Defendant likewise failed to preserve for our review his challenge to the testimony of a correction officer, inasmuch as he failed to raise a specific objection to that testimony at trial ( seeCPL 470.05[2]; People v. Huebert, 30 A.D.3d 1018, 1018, 815 N.Y.S.2d 851,lv. denied7 N.Y.3d 813, 822 N.Y.S.2d 488, 855 N.E.2d 804). We nevertheless conclude that County Court did not err in admitting that testimony inasmuch as the correction officer testified based upon personal knowledge and did not offer any opinion concerning ultimate factual issues that were “more properly within the province of the jury” ( People v. Rivera, 212 A.D.2d 1040, 1041, 623 N.Y.S.2d 445,lv. denied85 N.Y.2d 979, 629 N.Y.S.2d 739, 653 N.E.2d 635;see generally People v. Truscio, 251 A.D.2d 966, 967, 674 N.Y.S.2d 558,lv. denied92 N.Y.2d 986, 683 N.Y.S.2d 767, 706 N.E.2d 755). There also is no merit to defendant's contention that the court erred in precluding evidence of defendant's prior prison disciplinary hearing inasmuch as such evidence was irrelevant and may merely have confused the jurors ( see People v. Venditto, 171 A.D.2d 952, 953–954, 567 N.Y.S.2d 897,lv. denied78 N.Y.2d 1130, 578 N.Y.S.2d 888, 586 N.E.2d 71). The sentence is not unduly harsh or severe.

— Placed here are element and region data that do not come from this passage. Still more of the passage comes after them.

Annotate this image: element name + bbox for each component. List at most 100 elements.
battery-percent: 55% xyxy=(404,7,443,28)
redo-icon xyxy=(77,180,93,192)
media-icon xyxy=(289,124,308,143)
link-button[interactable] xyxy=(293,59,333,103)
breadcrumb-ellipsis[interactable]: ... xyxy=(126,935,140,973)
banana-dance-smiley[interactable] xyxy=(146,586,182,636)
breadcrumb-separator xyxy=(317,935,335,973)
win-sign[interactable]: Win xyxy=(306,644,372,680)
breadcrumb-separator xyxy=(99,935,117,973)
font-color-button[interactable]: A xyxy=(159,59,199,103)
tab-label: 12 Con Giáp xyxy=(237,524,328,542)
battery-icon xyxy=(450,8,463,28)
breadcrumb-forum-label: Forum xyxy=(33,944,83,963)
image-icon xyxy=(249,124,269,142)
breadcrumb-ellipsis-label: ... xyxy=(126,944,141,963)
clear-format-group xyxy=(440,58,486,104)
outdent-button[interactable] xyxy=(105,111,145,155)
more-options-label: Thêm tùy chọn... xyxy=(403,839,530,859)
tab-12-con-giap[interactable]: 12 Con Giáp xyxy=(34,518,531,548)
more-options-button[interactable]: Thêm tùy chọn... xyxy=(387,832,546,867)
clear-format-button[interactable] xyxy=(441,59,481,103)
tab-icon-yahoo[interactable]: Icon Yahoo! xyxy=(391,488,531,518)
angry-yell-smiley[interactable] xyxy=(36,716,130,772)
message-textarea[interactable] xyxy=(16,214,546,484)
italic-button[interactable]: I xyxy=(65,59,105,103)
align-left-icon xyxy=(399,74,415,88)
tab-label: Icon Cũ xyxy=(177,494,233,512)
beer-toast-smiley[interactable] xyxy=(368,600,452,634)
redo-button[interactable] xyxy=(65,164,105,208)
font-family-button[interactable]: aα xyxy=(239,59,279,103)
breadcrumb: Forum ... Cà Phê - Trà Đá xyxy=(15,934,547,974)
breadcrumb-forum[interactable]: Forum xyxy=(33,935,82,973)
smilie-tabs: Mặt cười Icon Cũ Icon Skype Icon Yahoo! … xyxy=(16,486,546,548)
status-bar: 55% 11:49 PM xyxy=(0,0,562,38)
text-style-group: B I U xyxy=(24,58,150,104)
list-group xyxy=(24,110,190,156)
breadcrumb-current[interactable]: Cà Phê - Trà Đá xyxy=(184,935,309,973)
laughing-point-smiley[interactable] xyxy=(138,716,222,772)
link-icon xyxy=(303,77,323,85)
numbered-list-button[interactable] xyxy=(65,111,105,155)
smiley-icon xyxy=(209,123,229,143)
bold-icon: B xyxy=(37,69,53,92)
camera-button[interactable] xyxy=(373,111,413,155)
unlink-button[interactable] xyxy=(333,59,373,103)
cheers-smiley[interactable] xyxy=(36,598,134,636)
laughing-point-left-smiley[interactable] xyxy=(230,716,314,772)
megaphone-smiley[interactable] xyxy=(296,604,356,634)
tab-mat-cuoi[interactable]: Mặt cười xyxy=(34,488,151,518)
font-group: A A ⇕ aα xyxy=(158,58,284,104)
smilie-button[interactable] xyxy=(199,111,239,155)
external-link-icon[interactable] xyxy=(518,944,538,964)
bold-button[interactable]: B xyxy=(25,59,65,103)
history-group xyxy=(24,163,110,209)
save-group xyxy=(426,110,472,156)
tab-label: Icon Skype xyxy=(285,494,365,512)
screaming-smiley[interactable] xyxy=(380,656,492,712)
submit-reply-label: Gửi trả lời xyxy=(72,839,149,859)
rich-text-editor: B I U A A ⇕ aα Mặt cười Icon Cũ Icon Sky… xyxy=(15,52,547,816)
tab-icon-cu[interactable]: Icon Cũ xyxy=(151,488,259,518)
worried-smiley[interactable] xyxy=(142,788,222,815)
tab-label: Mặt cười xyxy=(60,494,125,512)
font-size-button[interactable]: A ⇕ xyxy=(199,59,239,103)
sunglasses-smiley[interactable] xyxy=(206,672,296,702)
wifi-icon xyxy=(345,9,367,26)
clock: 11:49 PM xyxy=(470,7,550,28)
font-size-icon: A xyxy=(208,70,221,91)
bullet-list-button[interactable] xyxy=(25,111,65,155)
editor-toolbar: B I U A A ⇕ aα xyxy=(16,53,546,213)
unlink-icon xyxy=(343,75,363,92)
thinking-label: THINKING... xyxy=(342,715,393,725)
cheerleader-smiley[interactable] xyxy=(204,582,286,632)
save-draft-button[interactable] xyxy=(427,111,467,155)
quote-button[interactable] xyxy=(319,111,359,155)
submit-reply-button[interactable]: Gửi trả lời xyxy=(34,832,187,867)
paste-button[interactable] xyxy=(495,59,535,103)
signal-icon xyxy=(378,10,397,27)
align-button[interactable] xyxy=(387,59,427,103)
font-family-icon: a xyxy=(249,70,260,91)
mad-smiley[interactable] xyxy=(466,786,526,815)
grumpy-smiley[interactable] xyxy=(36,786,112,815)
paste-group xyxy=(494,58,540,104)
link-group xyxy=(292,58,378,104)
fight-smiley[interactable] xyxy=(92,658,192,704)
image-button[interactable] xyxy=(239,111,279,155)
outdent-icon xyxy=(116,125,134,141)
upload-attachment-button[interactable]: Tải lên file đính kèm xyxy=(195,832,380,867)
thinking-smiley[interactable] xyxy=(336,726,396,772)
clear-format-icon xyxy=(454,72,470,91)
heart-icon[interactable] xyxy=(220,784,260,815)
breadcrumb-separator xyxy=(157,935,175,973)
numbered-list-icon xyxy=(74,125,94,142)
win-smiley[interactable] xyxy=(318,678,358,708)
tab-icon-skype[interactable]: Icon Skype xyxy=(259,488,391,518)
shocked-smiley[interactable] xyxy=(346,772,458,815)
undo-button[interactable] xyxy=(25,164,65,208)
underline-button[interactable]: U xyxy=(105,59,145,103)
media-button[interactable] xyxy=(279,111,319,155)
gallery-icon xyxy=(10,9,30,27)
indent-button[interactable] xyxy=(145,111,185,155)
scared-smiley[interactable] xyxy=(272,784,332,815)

Contrary to defendant's contention in his pro se supplemental brief, he was not deprived of effective assistance of counsel based on the failure of defense counsel to move to dismiss the indictment on the ground that defendant was deprived of his right to appear before the grand jury pursuant to CPL 190.50(5)(c). Indeed, the record establishes that defendant was transported to the grand jury proceeding and that, after being provided with the opportunity to consult with defense counsel, defendant elected not to testify. Furthermore, we conclude that defense counsel's preparation for trial was more than adequate, and we reject defendant's contention that he did not receive meaningful representation ( see generally People v. Baldi, 54 N.Y.2d 137, 147, 444 N.Y.S.2d 893, 429 N.E.2d 400). We have reviewed defendant's remainingcontentions in his main and pro se supplemental brief and conclude that they are without merit.
It is hereby ORDERED that the judgment so appealed from is unanimously affirmed.